Robotic vision is key to taking process automation out of factories and into homes. The technology is already being used on assembly lines, for bots to ‘see' the items that they're working with and perform a specific movement. However, outside of these boundaries it's a lot more limited. That's where new work by MIT comes in.
Researchers at MIT's Computer Science and Artificial Intelligence Laboratory (CSAIL) have presented a paper describing a new computer vision system called Dense Object Nets (DON), through which robots can understand objects that they have to interact with.
The DON generates a series of collections of visual data points, arranged as coordinates. The system stitches these together into a larger coordinate set, which the robot uses to ‘see' the object's shape and how it works with the surrounding environment.
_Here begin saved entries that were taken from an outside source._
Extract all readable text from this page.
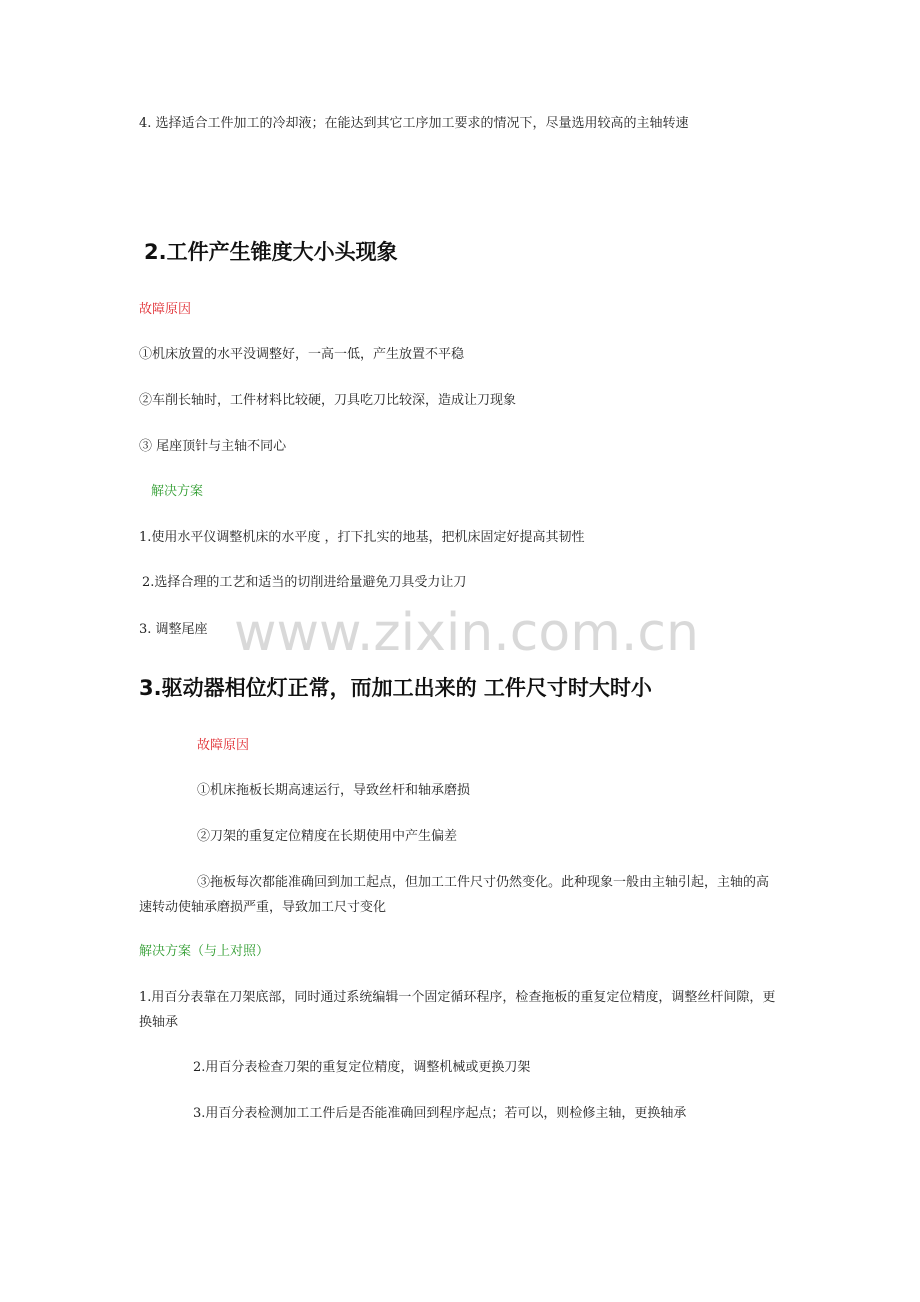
www.zixin.com.cn
4. 选择适合工件加工的冷却液；在能达到其它工序加工要求的情况下，尽量选用较高的主轴转速
2.工件产生锥度大小头现象
故障原因
①机床放置的水平没调整好，一高一低，产生放置不平稳
②车削长轴时，工件材料比较硬，刀具吃刀比较深，造成让刀现象
③ 尾座顶针与主轴不同心
解决方案
1.使用水平仪调整机床的水平度 ，打下扎实的地基，把机床固定好提高其韧性
2.选择合理的工艺和适当的切削进给量避免刀具受力让刀
3. 调整尾座
3.驱动器相位灯正常，而加工出来的 工件尺寸时大时小
故障原因
①机床拖板长期高速运行，导致丝杆和轴承磨损
②刀架的重复定位精度在长期使用中产生偏差
③拖板每次都能准确回到加工起点，但加工工件尺寸仍然变化。此种现象一般由主轴引起，主轴的高速转动使轴承磨损严重，导致加工尺寸变化
解决方案（与上对照）
1.用百分表靠在刀架底部，同时通过系统编辑一个固定循环程序，检查拖板的重复定位精度，调整丝杆间隙，更换轴承
2.用百分表检查刀架的重复定位精度，调整机械或更换刀架
3.用百分表检测加工工件后是否能准确回到程序起点；若可以，则检修主轴，更换轴承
According to the researchers, object descriptors take about 20 minutes to learn, and are task-agnostic: that is, they're applicable to both rigid and non-rigid objects, from shoes to soft toys.
PhD student Lucas Manuelli, a lead author on the paper, wrote in a blog post: "Many approaches to manipulation can't identify specific parts of an object across the many orientations that object may encounter. For example, existing algorithms would be unable to grasp a mug by its handle, especially if the mug could be in multiple orientations, like upright, or on its side."
As Manuelli notes, the descriptors remain constant even if the object orientation changes - but also if the object itself is changed. A shoe of a different size, shape, texture or colour would still be recognised as a shoe.
"In factories, robots often need complex part feeders to work reliably," Manuelli said. "But a system like this that can understand objects' orientations could just take a picture and be able to grasp and adjust the object accordingly."
The system uses an RGB-D (depth) sensor, and can train itself. Rather than having to feed the DNN thousands of images of hats, you can simply place a robot with the system in a room with a hat for a while. It will take photos and generate coordinate points to recognise other hats in the future.
Although the system is promising, the technology is still in its early stages. The team will present their findings at the conference on Robot Learning in Zürich next month.